Personal information
- Full name: Julie Caroline Dowling
- Nationality: Australia
- Born: 7 December 1959 (age 66)

Medal record
Athletics
Paralympic Games
| Gold medal – first place | 1984 New York/Stoke Mandeville | Women's Javelin 4 |

= Julie Dowling (athlete) =

Australian Paralympic athlete

Julie Caroline Van Keulen (née Dowling), BEM (born 7 December 1959) is an Australian Paralympic athlete.

==Biography==
Born in Tasmania, Dowling had a car accident as a teenager that left her paraplegic. Her first national competition was the 1981 National Para Quad Games, where she won three gold medals and broke three Australian records in javelin, shot put and discus. She then competed at the 1982 FESPIC Games, where she won three gold medals at the same events, breaking a world record in the javelin. At the 1983 Stoke Mandeville Games, she won a gold medal in the javelin with yet another world record, a silver medal in the discus and a bronze medal in the shot put. At the 1984 New York/Stoke Mandeville Paralympics, she won a gold medal in the Women's Javelin 4 event, breaking a Paralympic record. She also finished fourth in the Women's Shot Put and Women's Discus.
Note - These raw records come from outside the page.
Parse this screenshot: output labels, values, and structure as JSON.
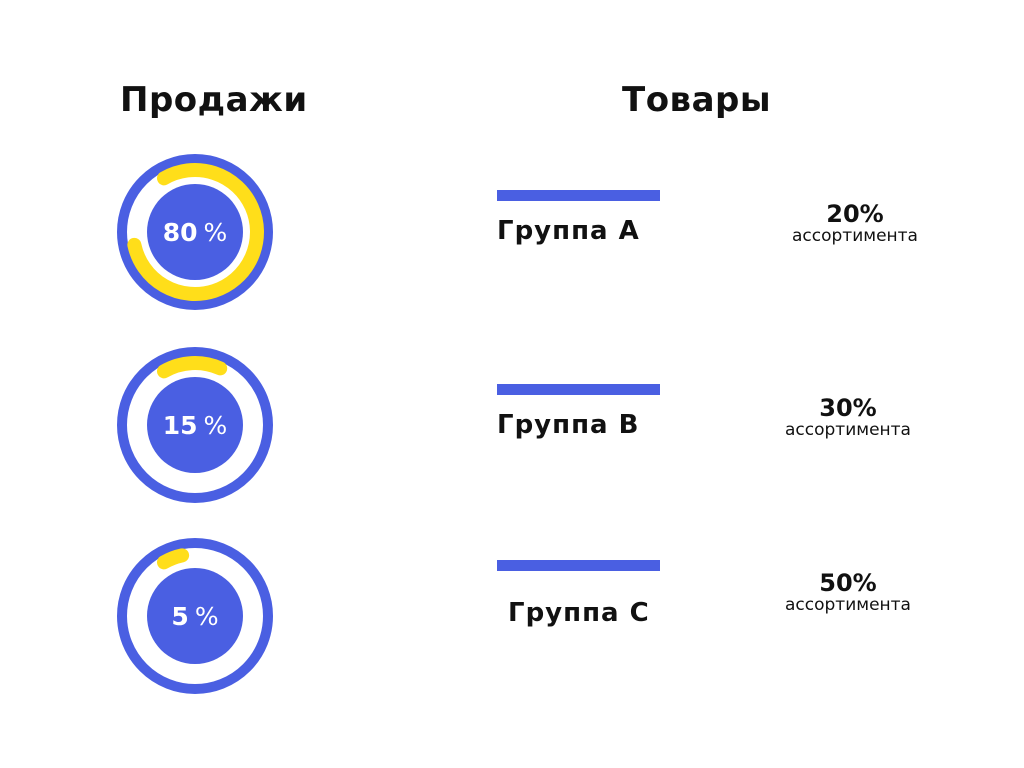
{
  "headings": {
    "sales": "Продажи",
    "goods": "Товары"
  },
  "colors": {
    "ring": "#4a5fe2",
    "progress": "#ffde1a",
    "bar": "#4a5fe2",
    "background": "#ffffff"
  },
  "chart_data": [
    {
      "type": "donut",
      "title": "Продажи",
      "items": [
        {
          "value": 80,
          "value_label": "80",
          "unit": "%"
        },
        {
          "value": 15,
          "value_label": "15",
          "unit": "%"
        },
        {
          "value": 5,
          "value_label": "5",
          "unit": "%"
        }
      ]
    },
    {
      "type": "table",
      "title": "Товары",
      "rows": [
        {
          "group": "Группа А",
          "share": "20%",
          "share_label": "ассортимента"
        },
        {
          "group": "Группа В",
          "share": "30%",
          "share_label": "ассортимента"
        },
        {
          "group": "Группа С",
          "share": "50%",
          "share_label": "ассортимента"
        }
      ]
    }
  ]
}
She retired from competition after the games.

==Recognition==
After the 1984 games, Dowling won three Mercury W.D. & H.O. Wills Star of Sport awards, a Sport Australia Award, a national Para Quad trophy for the best female athlete in international events, and a TAS TV Sportswoman of the Year Award. She was awarded the British Empire Medal (BEM) in the 1985 New Year Honours "for services to the physically handicapped." In 2005, she was inducted into the Tasmanian Sporting Hall of Fame.